Scholars generally agree that All's Well That Ends Well was written between 1600 and 1605, although some believe that the play is the lost Shakespearean drama titled Love's Labour Won, which was written before 1598. Most critics believe that Shakespeare's primary influence in constructing the main plot of the play was William Painter's English translation of Giovanni Boccaccio's story of Giletta of Narbonne in his Decameron (1353), titled The Palace of Pleasures (1575). Shakespeare added the characters of Parolles (and the subplot in which Parolles is the main character), the Countess of Rousillon, Lavache, Lafeu, and the second ring at the end of the play. Some commentators have remarked that the uneven nature of the play suggests that it was written at two different times in Shakespeare's life.
All's Well That Ends Well has often been called one of Shakespeare's "problem plays" or "problem comedies," a category of his work that usually includes Measure for Measure and Troilus and Cressida, because these works often seem more similar in tone and theme to the tragedies Shakespeare was writing during the same time period than they do to the romantic comedies he wrote in the 1590s. Most critics acknowledge the folktale elements in the play. Some critics condemn the play outright, considering it a comedic failure. Others take into account how the play would have been received by Elizabethan audiences and find it successful, despite what might seem to be its oddities to twentieth-century readers. Rarely does a critic praise the play without reservation.
Early critics of the play focused on the incongruous plot elements and the thematic concerns of merit and rank, virtue and honor, and male versus female. More recent critics address these issues, but they focus more attention now on topics such as gender and desire. Helena's sexuality and the reversal of gender roles has generated much discussion, especially as they intertwine with other main conflicts in the play, such as social class, the bed-trick, and marriage. The ending of the play (whether the play does end well, as the title suggests it does) has historically been much-debated and continues to be so in recent criticism.
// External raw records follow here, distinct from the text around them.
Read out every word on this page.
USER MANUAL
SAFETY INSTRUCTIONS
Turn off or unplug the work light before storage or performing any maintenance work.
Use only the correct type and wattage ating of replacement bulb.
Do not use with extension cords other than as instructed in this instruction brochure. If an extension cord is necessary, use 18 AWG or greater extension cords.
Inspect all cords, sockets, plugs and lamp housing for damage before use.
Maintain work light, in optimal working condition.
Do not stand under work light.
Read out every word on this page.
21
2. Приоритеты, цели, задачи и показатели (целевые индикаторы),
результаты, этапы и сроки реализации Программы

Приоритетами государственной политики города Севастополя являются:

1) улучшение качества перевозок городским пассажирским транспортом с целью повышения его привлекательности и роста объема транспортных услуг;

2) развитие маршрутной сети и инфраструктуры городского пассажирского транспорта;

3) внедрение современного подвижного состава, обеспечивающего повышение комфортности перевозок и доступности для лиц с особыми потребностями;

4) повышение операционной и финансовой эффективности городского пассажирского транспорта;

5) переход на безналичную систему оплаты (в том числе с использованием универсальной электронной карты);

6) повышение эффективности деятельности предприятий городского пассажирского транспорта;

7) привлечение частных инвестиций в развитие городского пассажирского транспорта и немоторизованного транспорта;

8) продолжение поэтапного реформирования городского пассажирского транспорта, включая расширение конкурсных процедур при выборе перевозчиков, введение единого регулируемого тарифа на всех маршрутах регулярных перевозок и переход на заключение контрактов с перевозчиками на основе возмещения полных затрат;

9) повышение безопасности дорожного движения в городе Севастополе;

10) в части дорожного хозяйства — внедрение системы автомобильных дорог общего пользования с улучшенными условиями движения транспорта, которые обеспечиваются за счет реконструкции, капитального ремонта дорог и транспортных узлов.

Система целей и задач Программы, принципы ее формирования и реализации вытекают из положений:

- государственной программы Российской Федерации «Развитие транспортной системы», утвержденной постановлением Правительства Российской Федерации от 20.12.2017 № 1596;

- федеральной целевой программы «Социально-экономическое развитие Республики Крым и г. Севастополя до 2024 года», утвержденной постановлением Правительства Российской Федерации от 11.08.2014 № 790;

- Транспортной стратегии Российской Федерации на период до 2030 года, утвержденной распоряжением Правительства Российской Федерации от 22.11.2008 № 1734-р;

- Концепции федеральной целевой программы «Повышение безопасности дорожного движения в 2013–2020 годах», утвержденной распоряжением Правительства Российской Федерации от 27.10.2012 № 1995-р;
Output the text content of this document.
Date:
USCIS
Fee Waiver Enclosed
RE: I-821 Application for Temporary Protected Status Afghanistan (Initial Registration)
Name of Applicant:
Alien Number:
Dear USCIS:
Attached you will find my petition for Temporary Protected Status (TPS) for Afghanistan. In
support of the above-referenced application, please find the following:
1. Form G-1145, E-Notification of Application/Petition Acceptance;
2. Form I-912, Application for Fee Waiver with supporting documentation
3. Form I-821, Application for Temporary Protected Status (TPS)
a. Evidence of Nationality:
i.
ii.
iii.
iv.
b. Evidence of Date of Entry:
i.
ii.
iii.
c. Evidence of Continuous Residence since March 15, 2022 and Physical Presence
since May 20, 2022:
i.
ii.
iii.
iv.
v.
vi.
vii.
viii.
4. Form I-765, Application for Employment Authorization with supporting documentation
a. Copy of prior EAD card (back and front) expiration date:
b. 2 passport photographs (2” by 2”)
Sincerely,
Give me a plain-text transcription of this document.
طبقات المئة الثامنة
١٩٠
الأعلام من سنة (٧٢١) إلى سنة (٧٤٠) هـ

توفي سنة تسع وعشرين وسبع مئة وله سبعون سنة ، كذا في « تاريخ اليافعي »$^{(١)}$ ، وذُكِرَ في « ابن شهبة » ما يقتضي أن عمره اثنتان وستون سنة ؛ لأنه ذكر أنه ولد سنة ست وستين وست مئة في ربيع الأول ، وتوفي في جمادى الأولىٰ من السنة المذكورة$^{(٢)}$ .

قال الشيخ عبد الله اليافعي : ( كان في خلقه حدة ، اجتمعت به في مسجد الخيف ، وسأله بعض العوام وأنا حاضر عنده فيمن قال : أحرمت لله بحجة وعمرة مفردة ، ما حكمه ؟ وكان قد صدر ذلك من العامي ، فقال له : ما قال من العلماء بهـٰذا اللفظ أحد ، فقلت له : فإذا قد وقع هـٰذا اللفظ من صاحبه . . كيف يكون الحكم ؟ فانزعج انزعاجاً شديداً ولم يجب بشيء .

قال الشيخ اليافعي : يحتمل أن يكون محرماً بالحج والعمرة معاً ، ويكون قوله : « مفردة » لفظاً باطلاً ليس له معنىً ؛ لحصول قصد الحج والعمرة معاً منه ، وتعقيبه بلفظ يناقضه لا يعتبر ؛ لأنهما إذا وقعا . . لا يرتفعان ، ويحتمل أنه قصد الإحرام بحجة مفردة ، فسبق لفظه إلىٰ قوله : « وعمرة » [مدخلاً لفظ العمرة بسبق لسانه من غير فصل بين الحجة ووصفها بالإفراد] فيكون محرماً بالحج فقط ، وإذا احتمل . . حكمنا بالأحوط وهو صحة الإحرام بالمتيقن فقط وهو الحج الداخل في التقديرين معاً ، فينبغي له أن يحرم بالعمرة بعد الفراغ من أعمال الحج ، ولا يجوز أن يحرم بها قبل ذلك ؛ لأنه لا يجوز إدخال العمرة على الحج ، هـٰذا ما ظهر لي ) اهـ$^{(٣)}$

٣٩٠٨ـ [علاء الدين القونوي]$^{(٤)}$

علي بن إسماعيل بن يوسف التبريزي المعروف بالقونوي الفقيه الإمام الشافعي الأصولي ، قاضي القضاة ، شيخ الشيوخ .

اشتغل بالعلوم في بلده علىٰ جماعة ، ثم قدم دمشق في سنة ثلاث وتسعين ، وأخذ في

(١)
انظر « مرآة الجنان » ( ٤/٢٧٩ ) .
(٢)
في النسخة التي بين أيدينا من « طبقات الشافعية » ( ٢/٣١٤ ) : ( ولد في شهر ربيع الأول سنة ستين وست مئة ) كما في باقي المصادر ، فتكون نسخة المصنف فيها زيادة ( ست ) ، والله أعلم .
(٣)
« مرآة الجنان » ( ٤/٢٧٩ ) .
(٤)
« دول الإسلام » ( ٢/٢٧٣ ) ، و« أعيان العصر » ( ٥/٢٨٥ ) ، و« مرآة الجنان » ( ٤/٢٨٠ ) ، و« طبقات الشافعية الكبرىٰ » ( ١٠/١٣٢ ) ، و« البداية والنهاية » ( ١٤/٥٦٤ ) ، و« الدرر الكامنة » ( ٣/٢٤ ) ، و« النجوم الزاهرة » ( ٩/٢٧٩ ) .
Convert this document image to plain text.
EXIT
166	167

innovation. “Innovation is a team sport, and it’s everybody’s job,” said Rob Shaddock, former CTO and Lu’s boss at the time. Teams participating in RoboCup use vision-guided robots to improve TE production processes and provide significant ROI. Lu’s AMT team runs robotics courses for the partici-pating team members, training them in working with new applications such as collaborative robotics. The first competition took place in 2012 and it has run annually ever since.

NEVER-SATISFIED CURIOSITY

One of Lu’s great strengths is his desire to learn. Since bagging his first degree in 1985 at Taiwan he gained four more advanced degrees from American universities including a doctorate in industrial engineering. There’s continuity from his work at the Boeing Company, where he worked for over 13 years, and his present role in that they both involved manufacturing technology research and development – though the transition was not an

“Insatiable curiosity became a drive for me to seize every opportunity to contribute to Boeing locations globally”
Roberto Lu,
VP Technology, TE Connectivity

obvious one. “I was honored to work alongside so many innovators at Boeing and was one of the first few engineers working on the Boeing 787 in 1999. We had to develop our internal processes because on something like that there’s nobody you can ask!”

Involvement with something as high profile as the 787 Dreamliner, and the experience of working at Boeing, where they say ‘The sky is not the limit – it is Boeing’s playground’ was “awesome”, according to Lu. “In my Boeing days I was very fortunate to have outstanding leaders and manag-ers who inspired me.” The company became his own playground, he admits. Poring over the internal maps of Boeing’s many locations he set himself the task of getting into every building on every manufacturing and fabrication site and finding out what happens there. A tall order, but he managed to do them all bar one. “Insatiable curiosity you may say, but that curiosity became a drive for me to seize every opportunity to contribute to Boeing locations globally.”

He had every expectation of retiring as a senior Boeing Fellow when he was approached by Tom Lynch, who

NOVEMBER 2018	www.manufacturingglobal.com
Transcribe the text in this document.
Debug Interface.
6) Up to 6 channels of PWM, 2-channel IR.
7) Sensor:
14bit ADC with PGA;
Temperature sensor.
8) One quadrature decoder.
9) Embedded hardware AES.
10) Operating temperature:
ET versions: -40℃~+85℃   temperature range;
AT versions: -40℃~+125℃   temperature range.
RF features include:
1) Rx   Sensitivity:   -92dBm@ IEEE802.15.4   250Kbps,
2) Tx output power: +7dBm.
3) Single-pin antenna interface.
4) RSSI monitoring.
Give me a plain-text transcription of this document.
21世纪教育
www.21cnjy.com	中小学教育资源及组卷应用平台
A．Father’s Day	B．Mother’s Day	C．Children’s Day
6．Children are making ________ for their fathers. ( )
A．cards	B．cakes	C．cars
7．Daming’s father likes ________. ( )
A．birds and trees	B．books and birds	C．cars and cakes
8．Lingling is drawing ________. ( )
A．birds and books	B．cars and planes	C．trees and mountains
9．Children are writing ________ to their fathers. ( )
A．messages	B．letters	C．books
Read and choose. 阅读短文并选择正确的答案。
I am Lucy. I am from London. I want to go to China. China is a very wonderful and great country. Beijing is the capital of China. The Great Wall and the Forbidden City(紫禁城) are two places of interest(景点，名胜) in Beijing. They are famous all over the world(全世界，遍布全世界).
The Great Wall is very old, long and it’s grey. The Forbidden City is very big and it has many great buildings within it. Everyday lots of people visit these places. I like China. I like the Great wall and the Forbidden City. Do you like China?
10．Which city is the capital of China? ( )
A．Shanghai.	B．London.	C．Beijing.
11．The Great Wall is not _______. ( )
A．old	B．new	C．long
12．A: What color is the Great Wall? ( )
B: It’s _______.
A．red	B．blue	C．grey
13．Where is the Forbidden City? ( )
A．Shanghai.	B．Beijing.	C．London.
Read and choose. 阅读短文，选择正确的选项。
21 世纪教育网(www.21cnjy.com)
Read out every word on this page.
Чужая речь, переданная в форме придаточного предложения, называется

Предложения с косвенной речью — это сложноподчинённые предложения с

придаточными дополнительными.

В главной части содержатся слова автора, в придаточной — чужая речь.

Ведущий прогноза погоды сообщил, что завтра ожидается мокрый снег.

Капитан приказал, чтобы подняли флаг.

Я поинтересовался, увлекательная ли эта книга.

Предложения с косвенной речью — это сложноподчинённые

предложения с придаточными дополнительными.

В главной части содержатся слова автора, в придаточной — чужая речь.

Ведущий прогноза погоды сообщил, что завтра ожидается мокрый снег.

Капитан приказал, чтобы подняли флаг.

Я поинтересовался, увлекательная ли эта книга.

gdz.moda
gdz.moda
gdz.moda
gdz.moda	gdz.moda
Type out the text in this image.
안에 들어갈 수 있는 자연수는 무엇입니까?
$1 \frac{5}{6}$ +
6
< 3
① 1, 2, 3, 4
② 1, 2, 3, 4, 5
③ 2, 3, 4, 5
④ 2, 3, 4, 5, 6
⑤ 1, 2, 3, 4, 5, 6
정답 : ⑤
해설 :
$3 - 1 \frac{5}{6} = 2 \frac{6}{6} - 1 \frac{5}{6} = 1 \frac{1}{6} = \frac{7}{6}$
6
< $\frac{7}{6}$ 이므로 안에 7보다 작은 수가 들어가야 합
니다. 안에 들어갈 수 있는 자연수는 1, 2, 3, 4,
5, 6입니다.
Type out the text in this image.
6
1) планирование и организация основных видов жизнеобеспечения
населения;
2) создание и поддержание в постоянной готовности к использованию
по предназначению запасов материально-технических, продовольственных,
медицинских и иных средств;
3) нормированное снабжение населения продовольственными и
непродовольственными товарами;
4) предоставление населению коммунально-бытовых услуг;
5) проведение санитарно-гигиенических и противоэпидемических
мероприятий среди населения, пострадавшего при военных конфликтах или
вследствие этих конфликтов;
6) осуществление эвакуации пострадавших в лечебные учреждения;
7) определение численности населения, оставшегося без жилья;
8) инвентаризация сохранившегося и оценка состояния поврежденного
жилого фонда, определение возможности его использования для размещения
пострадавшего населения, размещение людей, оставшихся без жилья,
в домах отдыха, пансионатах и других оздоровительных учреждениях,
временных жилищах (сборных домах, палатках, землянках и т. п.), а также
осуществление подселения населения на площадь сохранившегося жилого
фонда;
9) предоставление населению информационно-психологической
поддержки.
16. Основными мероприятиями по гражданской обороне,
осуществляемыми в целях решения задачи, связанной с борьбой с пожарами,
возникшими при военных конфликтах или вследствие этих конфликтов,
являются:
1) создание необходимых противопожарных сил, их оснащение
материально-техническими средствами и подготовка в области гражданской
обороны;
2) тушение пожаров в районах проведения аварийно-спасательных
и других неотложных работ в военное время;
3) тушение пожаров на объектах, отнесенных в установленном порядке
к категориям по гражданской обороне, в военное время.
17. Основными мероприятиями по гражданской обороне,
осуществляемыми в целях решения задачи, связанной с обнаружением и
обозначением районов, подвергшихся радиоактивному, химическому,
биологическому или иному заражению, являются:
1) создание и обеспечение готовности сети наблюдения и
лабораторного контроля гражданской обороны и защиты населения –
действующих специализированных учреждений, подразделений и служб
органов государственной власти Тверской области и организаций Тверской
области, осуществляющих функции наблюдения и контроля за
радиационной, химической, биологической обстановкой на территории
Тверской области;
The three main characters—Helena, Bertram, and Parolles—have generated a great deal of literary criticism and comment as well. Some critics brand Helena as conniving and obsessive in her love for Bertram, while others find her wholly virtuous and noble. In general, critics are united in their displeasure with the character of Bertram, though some judge him more harshly than others. Some critics find Bertram thoroughly unrepentant and unredeemable at the end of the play, making the ending implausible. Others are more sympathetic toward him, finding him merely immature at the beginning of the play and in need of life experience in order for him to "grow up." Parolles has generated less controversy in terms of the nature of his character (even Parolles himself recognizes his deficiencies and is not ashamed of them), and some critics find the subplot involving Parolles the only thing that saves the play from utter failure.